WhatsApp: Researchers create phone book with all 3.5 billion users

Security researchers from the University of Vienna and SBA Research have provided a disturbing demonstration of the possibilities for data collection on WhatsApp. The team managed to unmask all 3.5 billion users using the messenger's contact discovery feature. This feature is actually intended to check contacts from your own address book.

The researchers exploited a massive security vulnerability, which has since been closed. They discovered that the interface did not have sufficient rate limits for queries. In theory, this allowed them to look up 100 million phone numbers per hour. Complete phone number ranges were simply examined. The study was ultimately published on Github, and scientists will present further results and detailed analyses at the Network and Distributed System Security (NDSS) Symposium, which will take place in San Diego from February 23 to 27, 2026.
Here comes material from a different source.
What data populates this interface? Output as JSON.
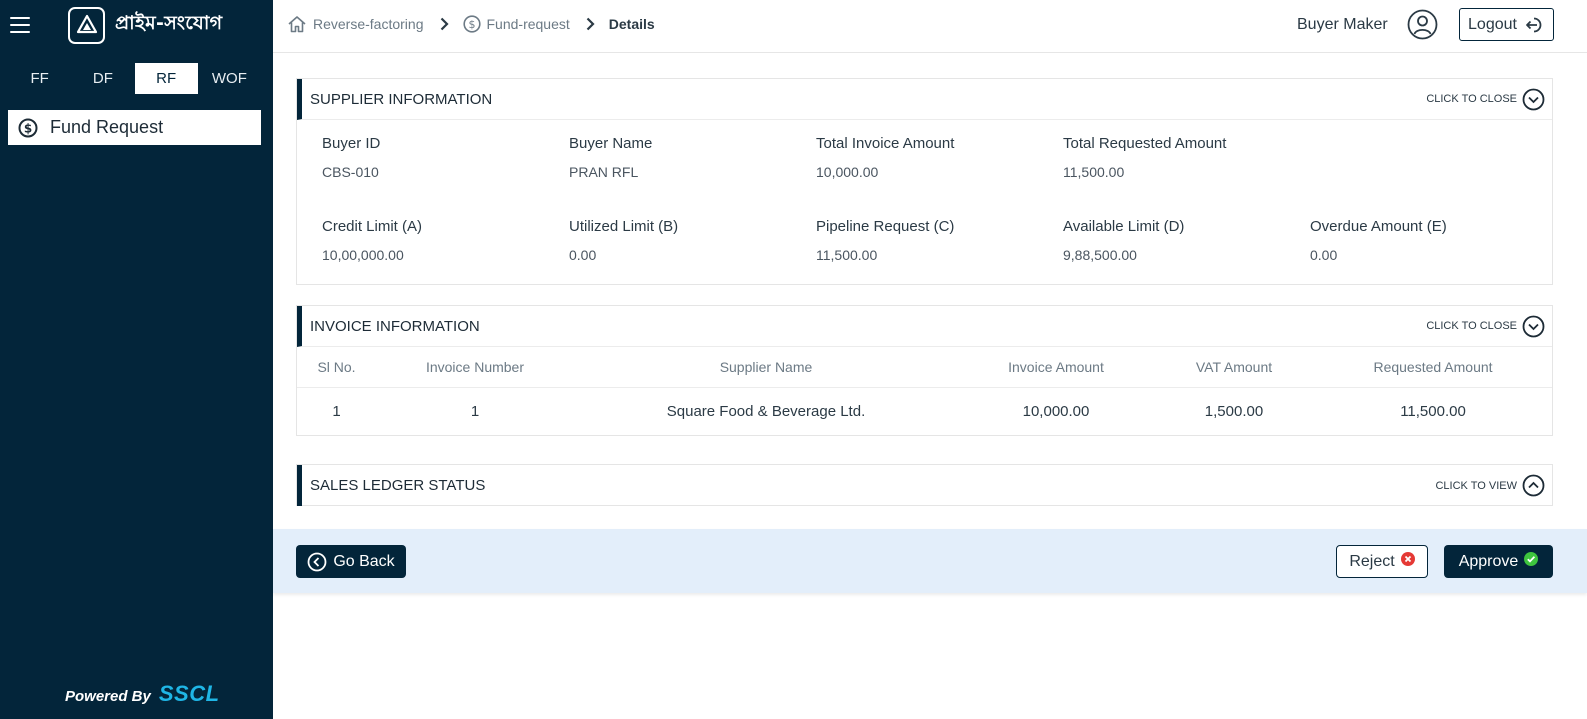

This study yielded an enormous database of approximately 3.5 billion active WhatsApp accounts worldwide. WhatsApp's API (application programming interface) provided publicly available metadata as soon as a number was identified as registered. This included profile pictures, status updates and information about when a user was last online. Technical details could also be gleaned, such as the distribution of operating systems. For example, the data shows that around 81% of users worldwide use Android, while iOS accounts for around 19%.

The researchers also compared this data with the massive Facebook data leak from 2021. 58% of the numbers leaked at that time are still active today. This illustrates just how valuable such massive datasets can remain, even years later. Even in countries with strict internet censorship and WhatsApp blocks, millions of active users were identified. 2,333,519 accounts with Chinese phone numbers were identified. Even in North Korea, at least five phone numbers were linked to a WhatsApp account.

Meta was informed of the vulnerability and has since responded by implementing strict rate limits, so mass queries at this speed should no longer be possible. While the company stated there is no evidence of third-party exploitation of the vulnerability, a complete review of such attempts in the past is technically almost impossible. The method itself is known in security circles, which is why previous, undetected use by other actors is at least a possibility.

Furthermore, a technical detail provides insights into WhatsApp's shadowy world. Under normal operation, each installation of the app generates a unique cryptographic key pair, which forms the basis for end-to-end encryption and ensures the device's identity. However, the researchers discovered clusters of phone numbers using the same public key, something that should be technically impossible when using the official app on physical devices. This key reuse strongly suggests the use of unofficial software. Such tools are frequently used in "click farms" or for marketing bots, where operators copy identical security identities to many different accounts, either for efficiency reasons or due to faulty implementation. This not only exposes fake accounts but also demonstrates that these unofficial clients can massively undermine the messenger's security architecture.